Andy told me the investigation uncovered records at Cecil’s home itemizing a tire-smuggling operation bringing counterfeit rubber in from Mexico that was sold at the Stop ‘n’ Gone Truck Stop and others in the west. Cecil was even greedier and also pocketed the fees collected to dispose of the used tires at recycling plants and dumped them at Red Heaven. Somewhere along the line, Walt’s son added children to his tire smuggling. Or maybe the other way around. That was their working theory and they were sticking to it. For all I cared, it made as much sense to me as all the other senseless shit in the world.
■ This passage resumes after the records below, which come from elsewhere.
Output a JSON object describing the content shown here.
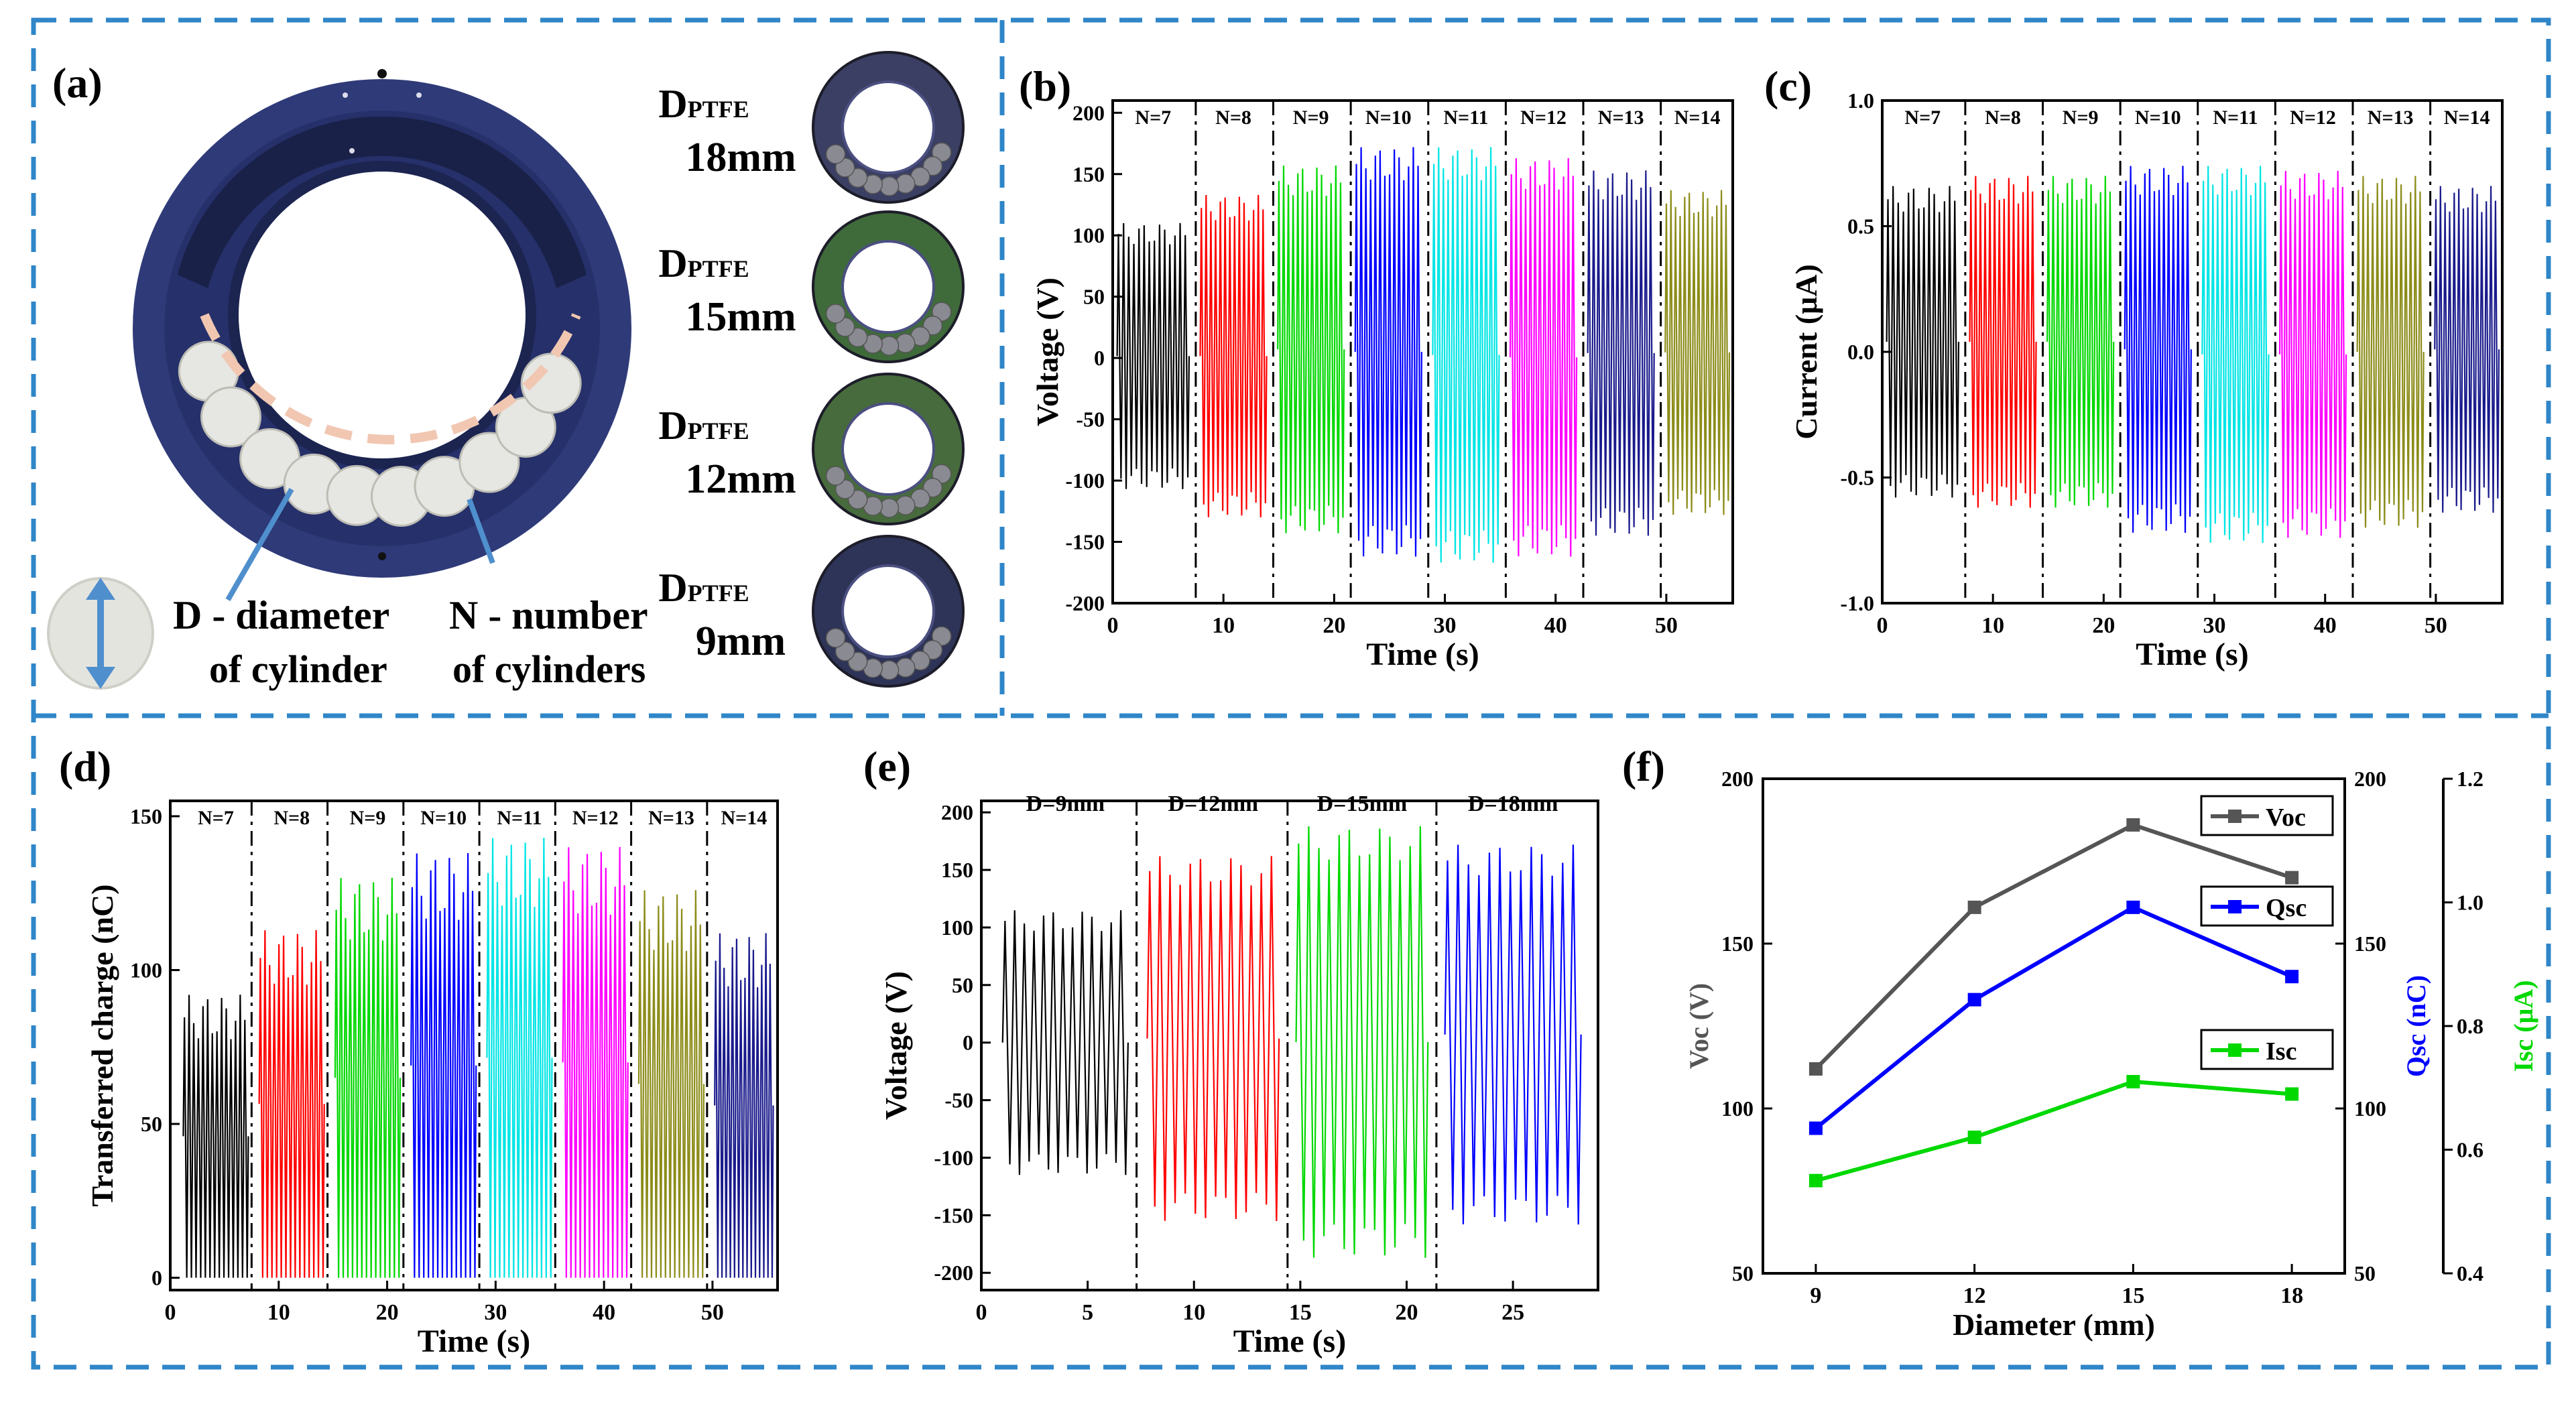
{
  "panel_a": {
    "label": "(a)",
    "d_label": "D - diameter",
    "d_label2": "of cylinder",
    "n_label": "N - number",
    "n_label2": "of cylinders",
    "rings": [
      {
        "prefix": "D",
        "sub": "PTFE",
        "size": "18mm",
        "color": "#3a3f63"
      },
      {
        "prefix": "D",
        "sub": "PTFE",
        "size": "15mm",
        "color": "#3f6a3a"
      },
      {
        "prefix": "D",
        "sub": "PTFE",
        "size": "12mm",
        "color": "#476b3c"
      },
      {
        "prefix": "D",
        "sub": "PTFE",
        "size": "9mm",
        "color": "#2e3457"
      }
    ],
    "colors": {
      "housing": "#2f3a78",
      "inner": "#1c2450",
      "roller": "#e6e6e2",
      "dash": "#f1c7b2",
      "arrow": "#4f8fcd"
    }
  },
  "chart_data": [
    {
      "id": "b",
      "label": "(b)",
      "type": "line",
      "xlabel": "Time (s)",
      "ylabel": "Voltage (V)",
      "xlim": [
        0,
        56
      ],
      "ylim": [
        -200,
        210
      ],
      "xticks": [
        "0",
        "10",
        "20",
        "30",
        "40",
        "50"
      ],
      "xtick_values": [
        0,
        10,
        20,
        30,
        40,
        50
      ],
      "yticks": [
        "-200",
        "-150",
        "-100",
        "-50",
        "0",
        "50",
        "100",
        "150",
        "200"
      ],
      "ytick_values": [
        -200,
        -150,
        -100,
        -50,
        0,
        50,
        100,
        150,
        200
      ],
      "separators": [
        7.5,
        14.5,
        21.5,
        28.5,
        35.5,
        42.5,
        49.5
      ],
      "segments": [
        {
          "name": "N=7",
          "x": [
            0.4,
            6.9
          ],
          "high": 110,
          "low": -107,
          "color": "#000000"
        },
        {
          "name": "N=8",
          "x": [
            7.9,
            13.9
          ],
          "high": 133,
          "low": -130,
          "color": "#ff0000"
        },
        {
          "name": "N=9",
          "x": [
            14.9,
            20.9
          ],
          "high": 157,
          "low": -143,
          "color": "#00d800"
        },
        {
          "name": "N=10",
          "x": [
            21.9,
            27.9
          ],
          "high": 172,
          "low": -162,
          "color": "#0000ff"
        },
        {
          "name": "N=11",
          "x": [
            28.9,
            34.9
          ],
          "high": 172,
          "low": -167,
          "color": "#00e5e5"
        },
        {
          "name": "N=12",
          "x": [
            35.9,
            41.9
          ],
          "high": 163,
          "low": -162,
          "color": "#ff00ff"
        },
        {
          "name": "N=13",
          "x": [
            42.9,
            48.9
          ],
          "high": 153,
          "low": -145,
          "color": "#1a1a8c"
        },
        {
          "name": "N=14",
          "x": [
            49.9,
            55.7
          ],
          "high": 137,
          "low": -128,
          "color": "#8c8c1a"
        }
      ]
    },
    {
      "id": "c",
      "label": "(c)",
      "type": "line",
      "xlabel": "Time (s)",
      "ylabel": "Current (μA)",
      "xlim": [
        0,
        56
      ],
      "ylim": [
        -1.0,
        1.0
      ],
      "xticks": [
        "0",
        "10",
        "20",
        "30",
        "40",
        "50"
      ],
      "xtick_values": [
        0,
        10,
        20,
        30,
        40,
        50
      ],
      "yticks": [
        "-1.0",
        "-0.5",
        "0.0",
        "0.5",
        "1.0"
      ],
      "ytick_values": [
        -1.0,
        -0.5,
        0.0,
        0.5,
        1.0
      ],
      "separators": [
        7.5,
        14.5,
        21.5,
        28.5,
        35.5,
        42.5,
        49.5
      ],
      "segments": [
        {
          "name": "N=7",
          "x": [
            0.4,
            6.9
          ],
          "high": 0.66,
          "low": -0.58,
          "color": "#000000"
        },
        {
          "name": "N=8",
          "x": [
            7.9,
            13.9
          ],
          "high": 0.7,
          "low": -0.62,
          "color": "#ff0000"
        },
        {
          "name": "N=9",
          "x": [
            14.9,
            20.9
          ],
          "high": 0.7,
          "low": -0.62,
          "color": "#00d800"
        },
        {
          "name": "N=10",
          "x": [
            21.9,
            27.9
          ],
          "high": 0.74,
          "low": -0.72,
          "color": "#0000ff"
        },
        {
          "name": "N=11",
          "x": [
            28.9,
            34.9
          ],
          "high": 0.74,
          "low": -0.76,
          "color": "#00e5e5"
        },
        {
          "name": "N=12",
          "x": [
            35.9,
            41.9
          ],
          "high": 0.72,
          "low": -0.74,
          "color": "#ff00ff"
        },
        {
          "name": "N=13",
          "x": [
            42.9,
            48.9
          ],
          "high": 0.7,
          "low": -0.7,
          "color": "#8c8c1a"
        },
        {
          "name": "N=14",
          "x": [
            49.9,
            55.7
          ],
          "high": 0.66,
          "low": -0.64,
          "color": "#1a1a8c"
        }
      ]
    },
    {
      "id": "d",
      "label": "(d)",
      "type": "line",
      "xlabel": "Time (s)",
      "ylabel": "Transferred charge (nC)",
      "xlim": [
        0,
        56
      ],
      "ylim": [
        -4,
        155
      ],
      "xticks": [
        "0",
        "10",
        "20",
        "30",
        "40",
        "50"
      ],
      "xtick_values": [
        0,
        10,
        20,
        30,
        40,
        50
      ],
      "yticks": [
        "0",
        "50",
        "100",
        "150"
      ],
      "ytick_values": [
        0,
        50,
        100,
        150
      ],
      "separators": [
        7.5,
        14.5,
        21.5,
        28.5,
        35.5,
        42.5,
        49.5
      ],
      "segments": [
        {
          "name": "N=7",
          "x": [
            1.2,
            7.2
          ],
          "high": 92,
          "low": 0,
          "color": "#000000"
        },
        {
          "name": "N=8",
          "x": [
            8.2,
            14.2
          ],
          "high": 113,
          "low": 0,
          "color": "#ff0000"
        },
        {
          "name": "N=9",
          "x": [
            15.2,
            21.2
          ],
          "high": 130,
          "low": 0,
          "color": "#00d800"
        },
        {
          "name": "N=10",
          "x": [
            22.2,
            28.2
          ],
          "high": 138,
          "low": 0,
          "color": "#0000ff"
        },
        {
          "name": "N=11",
          "x": [
            29.2,
            35.2
          ],
          "high": 143,
          "low": 0,
          "color": "#00e5e5"
        },
        {
          "name": "N=12",
          "x": [
            36.2,
            42.2
          ],
          "high": 140,
          "low": 0,
          "color": "#ff00ff"
        },
        {
          "name": "N=13",
          "x": [
            43.2,
            49.2
          ],
          "high": 126,
          "low": 0,
          "color": "#8c8c1a"
        },
        {
          "name": "N=14",
          "x": [
            50.2,
            55.6
          ],
          "high": 112,
          "low": 0,
          "color": "#1a1a8c"
        }
      ]
    },
    {
      "id": "e",
      "label": "(e)",
      "type": "line",
      "xlabel": "Time (s)",
      "ylabel": "Voltage (V)",
      "xlim": [
        0,
        29
      ],
      "ylim": [
        -215,
        210
      ],
      "xticks": [
        "0",
        "5",
        "10",
        "15",
        "20",
        "25"
      ],
      "xtick_values": [
        0,
        5,
        10,
        15,
        20,
        25
      ],
      "yticks": [
        "-200",
        "-150",
        "-100",
        "-50",
        "0",
        "50",
        "100",
        "150",
        "200"
      ],
      "ytick_values": [
        -200,
        -150,
        -100,
        -50,
        0,
        50,
        100,
        150,
        200
      ],
      "separators": [
        7.3,
        14.4,
        21.4
      ],
      "segments": [
        {
          "name": "D=9mm",
          "x": [
            1.0,
            6.9
          ],
          "high": 115,
          "low": -115,
          "color": "#000000"
        },
        {
          "name": "D=12mm",
          "x": [
            7.8,
            14.0
          ],
          "high": 162,
          "low": -155,
          "color": "#ff0000"
        },
        {
          "name": "D=15mm",
          "x": [
            14.8,
            21.0
          ],
          "high": 188,
          "low": -187,
          "color": "#00d800"
        },
        {
          "name": "D=18mm",
          "x": [
            21.8,
            28.2
          ],
          "high": 172,
          "low": -158,
          "color": "#0000ff"
        }
      ]
    },
    {
      "id": "f",
      "label": "(f)",
      "type": "line",
      "xlabel": "Diameter (mm)",
      "x": [
        9,
        12,
        15,
        18
      ],
      "xlim": [
        8,
        19
      ],
      "xticks": [
        "9",
        "12",
        "15",
        "18"
      ],
      "axes": [
        {
          "name": "Voc (V)",
          "ylim": [
            50,
            200
          ],
          "yticks": [
            "50",
            "100",
            "150",
            "200"
          ],
          "ytick_values": [
            50,
            100,
            150,
            200
          ],
          "color": "#555555"
        },
        {
          "name": "Qsc (nC)",
          "ylim": [
            50,
            200
          ],
          "yticks": [
            "50",
            "100",
            "150",
            "200"
          ],
          "ytick_values": [
            50,
            100,
            150,
            200
          ],
          "color": "#0000ff"
        },
        {
          "name": "Isc (μA)",
          "ylim": [
            0.4,
            1.2
          ],
          "yticks": [
            "0.4",
            "0.6",
            "0.8",
            "1.0",
            "1.2"
          ],
          "ytick_values": [
            0.4,
            0.6,
            0.8,
            1.0,
            1.2
          ],
          "color": "#00d800"
        }
      ],
      "series": [
        {
          "name": "Voc",
          "axis": 0,
          "values": [
            112,
            161,
            186,
            170
          ],
          "color": "#555555"
        },
        {
          "name": "Qsc",
          "axis": 1,
          "values": [
            94,
            133,
            161,
            140
          ],
          "color": "#0000ff"
        },
        {
          "name": "Isc",
          "axis": 2,
          "values": [
            0.55,
            0.62,
            0.71,
            0.69
          ],
          "color": "#00d800"
        }
      ]
    }
  ]
}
I took another look at the City Limits sign and couldn’t help myself—I began to laugh. Laughter had not made an appearance in my world for a long time and I hadn’t seemed to miss it. The burrito in my shirt made me laugh too. That burrito was evidence of a sort—proof of life, the life that mattered most—and proof the cops could look for the man until hell had frozen over. They conveniently, at least publicly, hadn’t got around to addressing how Andy and I ended up in the Quonset, or the anonymous call that sent them out to the diner. They didn’t know. I knew. There was only one reason why all three of us were still alive and not murdered—and it wasn’t because Walt’s son, if that’s really who he was, got scared off and ran with the girl.
When I was first released from the hospital I was a little crazy, consumed with pain and memories of Manita and that night. I’d begged Lenny to drive me to Los Ojos Negros. While Lenny stayed in the car I told the women I knew, for whatever reason, it was them in the desert behind the diner. I never really saw or heard them, or the other women I assumed were present that night, who rose up out of the shadows and sand in their long dresses like a crowd of vengeful feminine spirits. The ladies were sweet and sympathetic and listened to me, shook their heads and spoke to each other in that secret unspoken language of theirs.
All I really wanted to know was what they did with the body of the girl. I had no way of knowing for certain Manita had died, but I couldn’t imagine her surviving what had come so close to killing me, and would have if not for her small body shielding me. In my grief I wanted to bury Manita with Claire, the cello, and Bernice in the grotto graveyard of Desert Home. I wanted Manita with them, with me. The ladies sent me away with food and quick kisses and sad expressions on their faces.
My visits continued and as time passed eventually I gave up and convinced myself I was wrong, that I had imagined it all, conjured it from the dark desert, the screams of the girl and the pain and certainty of death. If they had taken her body, she was in good and loving care, and that was enough for me, though the sadness dogged my days and nights.